Thirteen die in sea crash-landing

TOURIST TRAGEDY While 23 people were rescued from a plane that crash-landed in the ocean off Sicily on Saturday, four are still missing, authorities say

AFP , PALERMO, ITALY

A part of the fuselage of the Tunisian plane that crash-landed in the sea near Sicily is yesterday towed by a boat to Palermo harbor from the accident site.

PHOTO: AFP

Thirteen people were confirmed dead and three were missing after a plane carrying Italian tourists to Tunisia crash-landed on the sea off Sicily on Saturday, Italian and Tunisian officials said.

The exact cause of the crash was not immediately known but the pilot had reported engine trouble, and the Italian transport ministry ruled out a terrorist attack.

Twenty-three were rescued from the crash of the ATR-72 plane, which was flying from the southern Italian city of Bari to the Tunisian resort of Djerba, the officials said.

"It's a miracle we are alive," Addolorata De Pasquale told the Italian news agency ANSA. Some of the survivors were fished out of the water, while others clung to the wings of the wreckage.

Two or three of the survivors were in serious condition, said Admiral Vincenzo Pace, the commander of the Palermo harbormaster's office. He added that two of the dead were children.

All 35 passengers were Italians, and the four crew members were Tunisians, company officials said in Tunis. The charter aircraft was operated by Tuninter, a subsidiary of the national carrier Tunisair.

The pilot reported engine problems shortly after take-off and had intended to make an emergency landing at Palermo. When that proved impossible, he brought the plane down on the sea around 33km from Palermo off Sicily's northern coast.

Italian rescue boats and naval helicopters rushed to the scene and Tunisian officials said they had sent military assistance.
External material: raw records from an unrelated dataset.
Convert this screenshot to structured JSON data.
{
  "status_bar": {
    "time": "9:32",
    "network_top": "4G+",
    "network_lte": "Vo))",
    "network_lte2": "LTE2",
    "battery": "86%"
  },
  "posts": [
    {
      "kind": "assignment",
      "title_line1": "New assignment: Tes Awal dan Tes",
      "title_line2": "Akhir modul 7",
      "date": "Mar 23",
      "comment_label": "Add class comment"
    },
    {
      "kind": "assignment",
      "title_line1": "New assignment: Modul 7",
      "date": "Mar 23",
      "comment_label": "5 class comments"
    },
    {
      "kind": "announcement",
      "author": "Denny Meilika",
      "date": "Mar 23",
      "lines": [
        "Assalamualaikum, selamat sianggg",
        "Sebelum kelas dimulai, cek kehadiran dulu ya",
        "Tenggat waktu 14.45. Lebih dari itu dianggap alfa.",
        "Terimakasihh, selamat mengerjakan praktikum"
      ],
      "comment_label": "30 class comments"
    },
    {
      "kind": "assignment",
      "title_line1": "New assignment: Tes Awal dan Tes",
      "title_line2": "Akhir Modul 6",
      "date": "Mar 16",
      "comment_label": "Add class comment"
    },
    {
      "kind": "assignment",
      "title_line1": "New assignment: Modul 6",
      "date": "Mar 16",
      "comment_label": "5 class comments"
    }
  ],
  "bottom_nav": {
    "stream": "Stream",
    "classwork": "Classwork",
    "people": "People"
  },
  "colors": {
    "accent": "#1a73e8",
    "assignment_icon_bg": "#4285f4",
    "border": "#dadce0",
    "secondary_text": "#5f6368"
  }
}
The search for the missing was expected to go on through the night.

Pace said that strong winds had made the rescue operation difficult.

"I do not think that we could have saved anyone else," he said.
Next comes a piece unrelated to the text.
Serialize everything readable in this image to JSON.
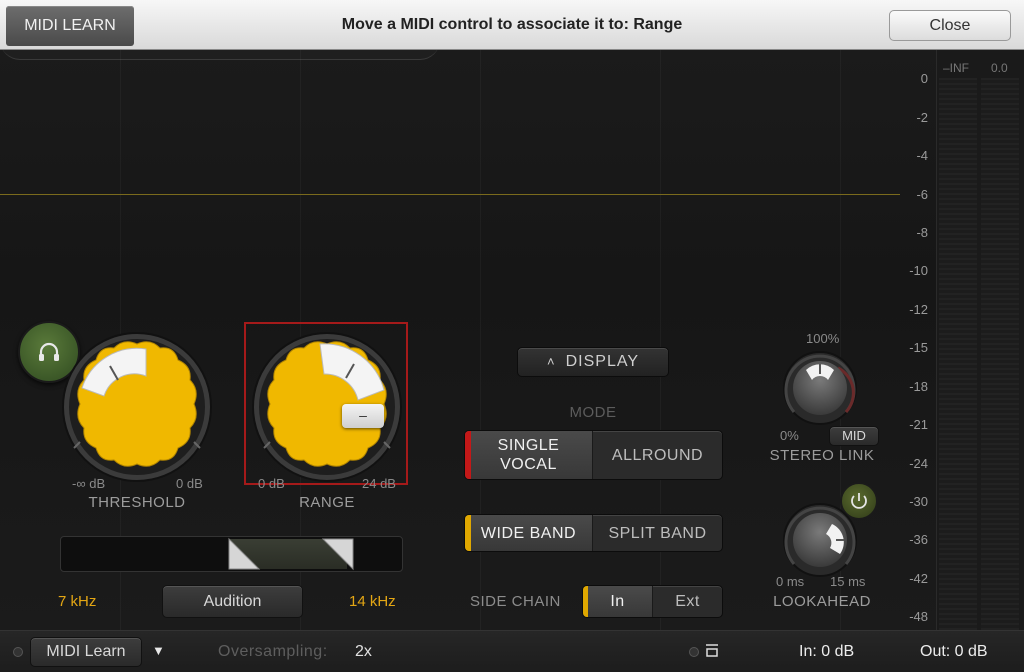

On shore dozens of ambulances ferried the survivors to Palermo hospitals and around a hundred local residents mingled with police and ambulances waiting for rescuers to return.
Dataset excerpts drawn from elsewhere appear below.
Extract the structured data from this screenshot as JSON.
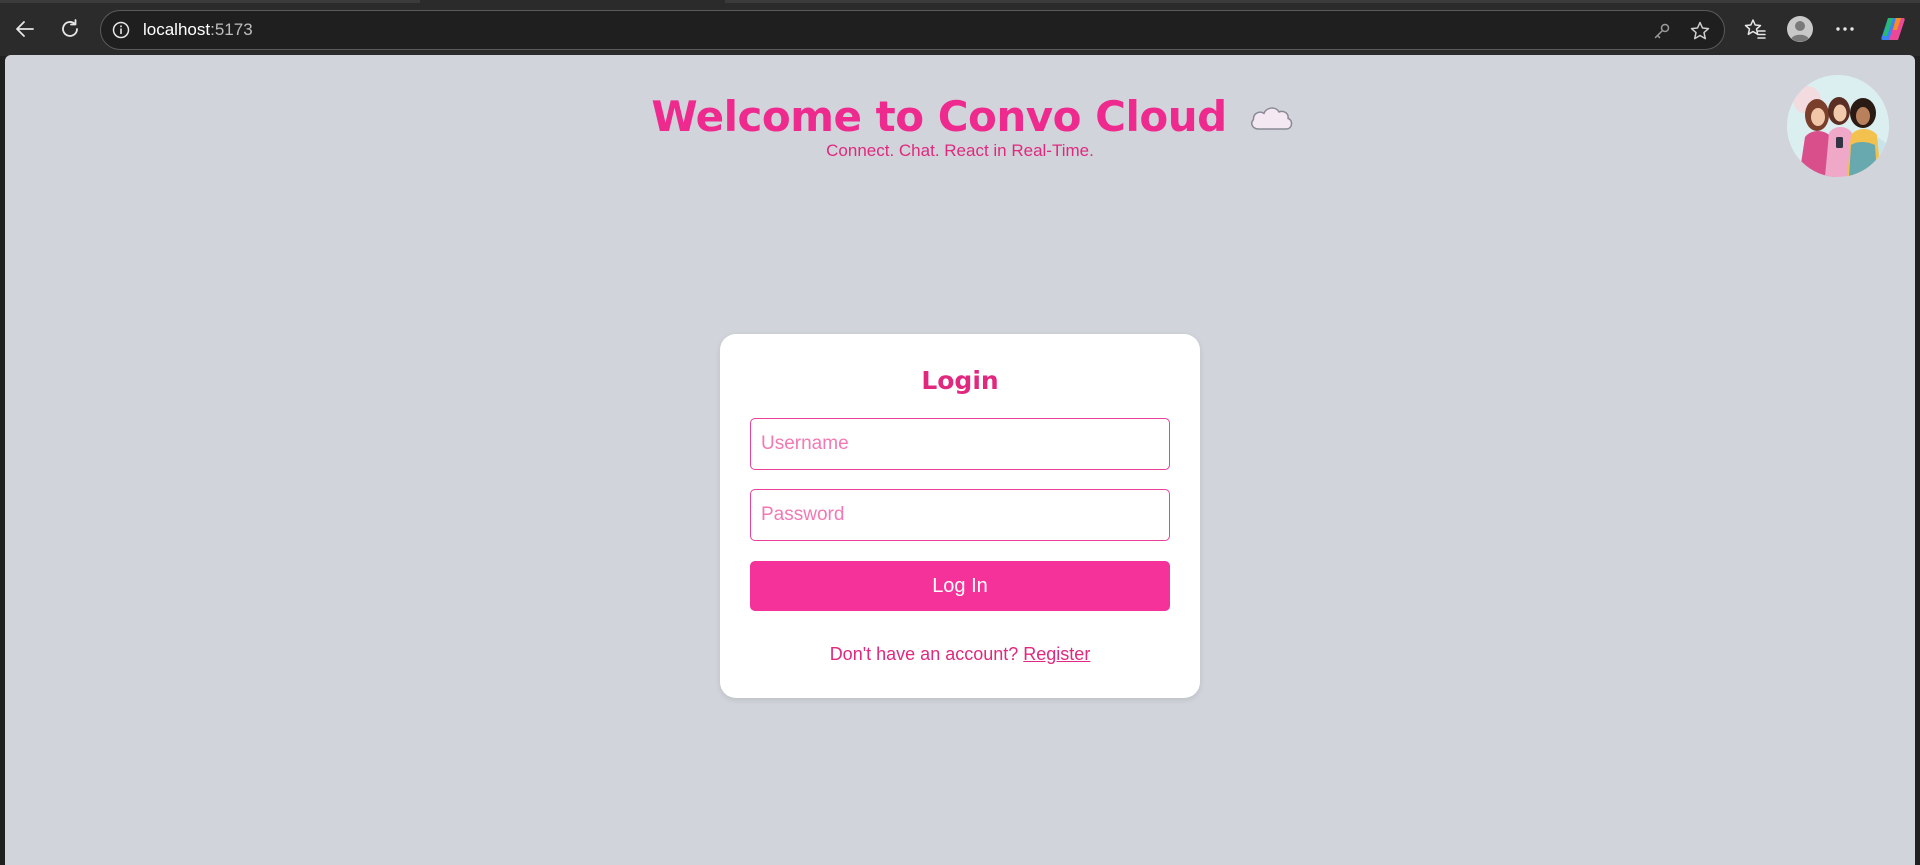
{
  "browser": {
    "address": {
      "host": "localhost",
      "port": ":5173"
    },
    "icons": {
      "back": "arrow-left-icon",
      "refresh": "refresh-icon",
      "site_info": "info-icon",
      "key": "key-icon",
      "favorite": "star-icon",
      "favorites": "favorites-icon",
      "profile": "profile-icon",
      "more": "more-icon",
      "copilot": "copilot-icon"
    }
  },
  "header": {
    "title": "Welcome to Convo Cloud",
    "subtitle": "Connect. Chat. React in Real-Time."
  },
  "login": {
    "title": "Login",
    "username_placeholder": "Username",
    "username_value": "",
    "password_placeholder": "Password",
    "password_value": "",
    "submit_label": "Log In",
    "register_prompt": "Don't have an account?",
    "register_link": "Register"
  },
  "colors": {
    "brand_pink": "#ee2a8e",
    "button_pink": "#f5319a",
    "page_background": "#d1d5db"
  }
}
In Tunis the national TAP news agency said that the pilot, Chafik Garbi, "succeeded in making an emergency landing at sea, saving the aircraft and thus human lives."

One of the four crew members, the chief steward, was killed in the accident and another, a hostess, was among the missing.

According to reports from the pilot, who was injured in the crash, the plane lost power, causing it to hit the water at a steep angle.

An airline pilot interviewed on French state television, Francois Grangier, said ATR aircraft had a better chance of surviving a landing at sea than many other planes, because of the position of the wings on top of the fuselage.

Luciano Lucarelli, who was rescued with his fiancee, said one of the plane's two turboprop engines had failed, and its propellor had blocked. "Then the other propellor stopped and the plane started going down steeply," he said.

One survivor, 25-year-old Gianluca La Forgia, said in hospital how he and his girlfriend had been able to get out of the plane via a hole smashed in the fuselage by the impact with the water.

"It was like being in a film," he said.